Updated on 2024-04-01 GMT+08:00

Labeling Data

After a text classification project is created, the ExeML > Label Data tab page is displayed. The Labeled tab page is displayed by default. If the selected dataset contains labeled data, the labeled data is automatically displayed. You can also click Unlabeled to switch to the Unlabeled tab page. Unlabeled data in the directory of the target dataset is displayed.

Data Labeling for Text Classification

  1. Select a text to be labeled in Labeling Objects and click different labels in the Label Set area to label the text.

    You can add only one label for a text object.

  2. After confirming the file label, click Save Current Page in the lower right corner to save the labeling.

    If a large number of objects are included in Labeling Objects, the page turning icon is displayed in the lower part of the area. After labeling objects on this page, click Save Current Page before you turn to the next page. If you turn pages before saving the labellings, the labeling information on the previous page will be lost. You need to re-label for text data.
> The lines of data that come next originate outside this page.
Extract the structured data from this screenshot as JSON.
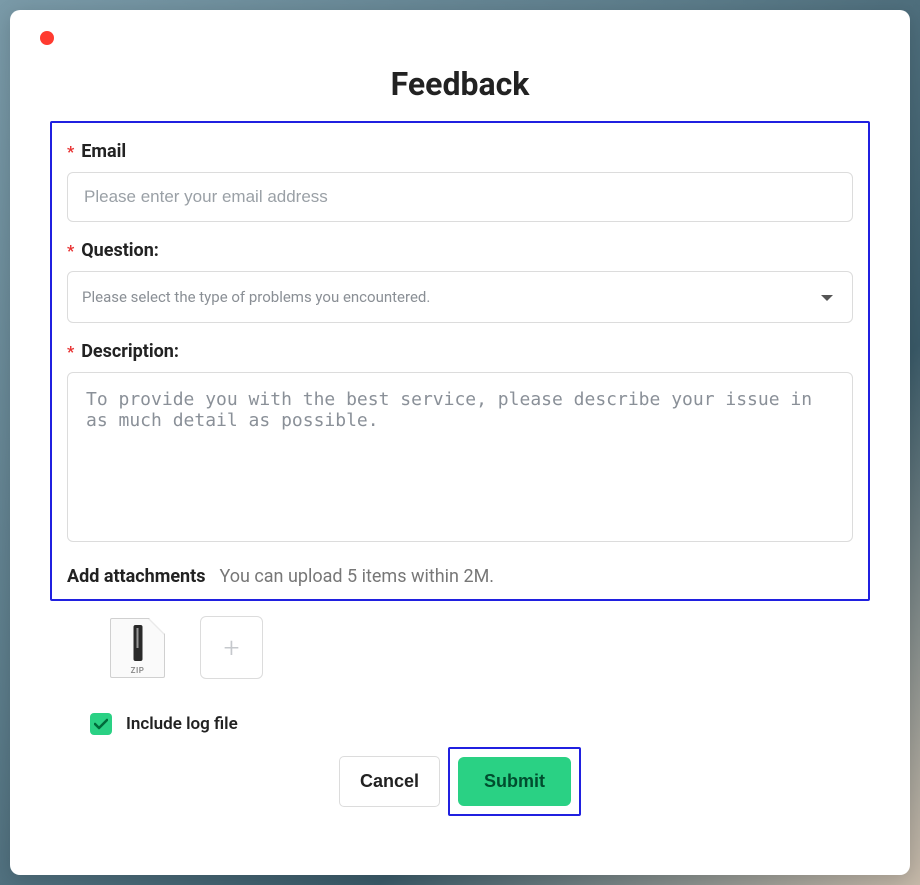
{
  "title": "Feedback",
  "fields": {
    "email": {
      "label": "Email",
      "placeholder": "Please enter your email address",
      "value": ""
    },
    "question": {
      "label": "Question:",
      "placeholder": "Please select the type of problems you encountered.",
      "value": ""
    },
    "description": {
      "label": "Description:",
      "placeholder": "To provide you with the best service, please describe your issue in as much detail as possible.",
      "value": ""
    }
  },
  "attachments": {
    "label": "Add attachments",
    "hint": "You can upload 5 items within 2M.",
    "items": [
      {
        "type": "zip",
        "badge": "ZIP"
      }
    ]
  },
  "include_log": {
    "label": "Include log file",
    "checked": true
  },
  "buttons": {
    "cancel": "Cancel",
    "submit": "Submit"
  },
  "colors": {
    "accent": "#2ad184",
    "required": "#e83030",
    "highlight": "#2020e0"
  }
}
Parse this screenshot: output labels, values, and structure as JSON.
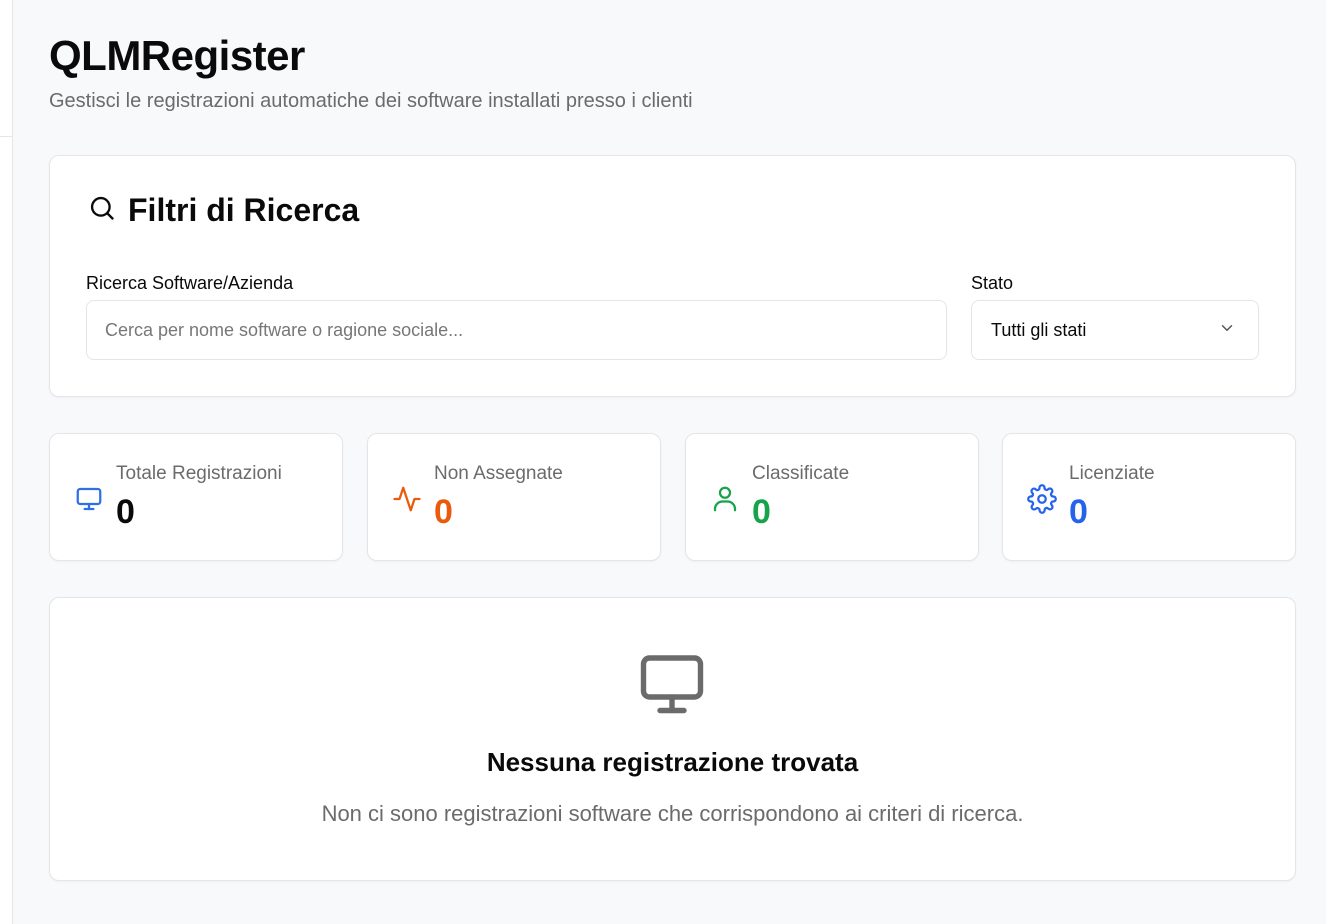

Figure 1 Data labeling - text classification

Adding or Deleting Data

In an ExeML project, the data source is the OBS directory corresponding to the input path of the dataset. If the data in the directory cannot meet your requirements, add or delete data on the ExeML page of ModelArts.

  • Adding a file

    On the Unlabeled tab page, click Add File in the upper left corner. In the dialog box that is displayed, select a local file and upload it.

    The format of the file to be uploaded must meet requirement on datasets of the text classification type.

  • Deleting a text object

    On the Labeled or Unlabeled tab page, select a text object to be deleted and click Delete in the upper left corner. In the dialog box that is displayed, confirm the deletion information and click OK.

    On the Labeled tab page, you can tick Select Current Page and click Delete to delete all text objects and their labeling information on the current page.

Figure 2 Adding a file or deleting a text object

Modifying Labeled Data

For labeled text data, only labels of the text object can be deleted. On the Labeled tab page, click the cross icon in the upper right corner of the label to delete the label of the text object. In the dialog box that is displayed, click OK. After the label is deleted, the text object is displayed on the Unlabeled tab page.

Figure 3 Deleting a labeled text

Modifying a Label

After an ExeML project for text classification is created, you can modify labels based on service changes, including label adding, modification, and deletion.

  • Adding a label

    On the Labeled tab page, click the plus sign (+) on the right of All Labels. In the displayed Add Label dialog box, set Label Name and Label Color, and click OK.

  • Modifying a label

    In the lower part of All Labels on the Labeled tab page, select the label to be modified and click the editing icon in the Operation column. In the displayed Modify Label dialog box, change the label name or color and click OK.

  • Deleting a label

    In the lower part of All labels on the Labeled tab page, select a label to be deleted and click the deletion icon in the Operation column. In the displayed Delete dialog box, select Delete label or Delete the label and objects with only the label, and click OK.

    The deleted labels cannot be recovered. Exercise caution when performing this operation.

Figure 4 Modifying a label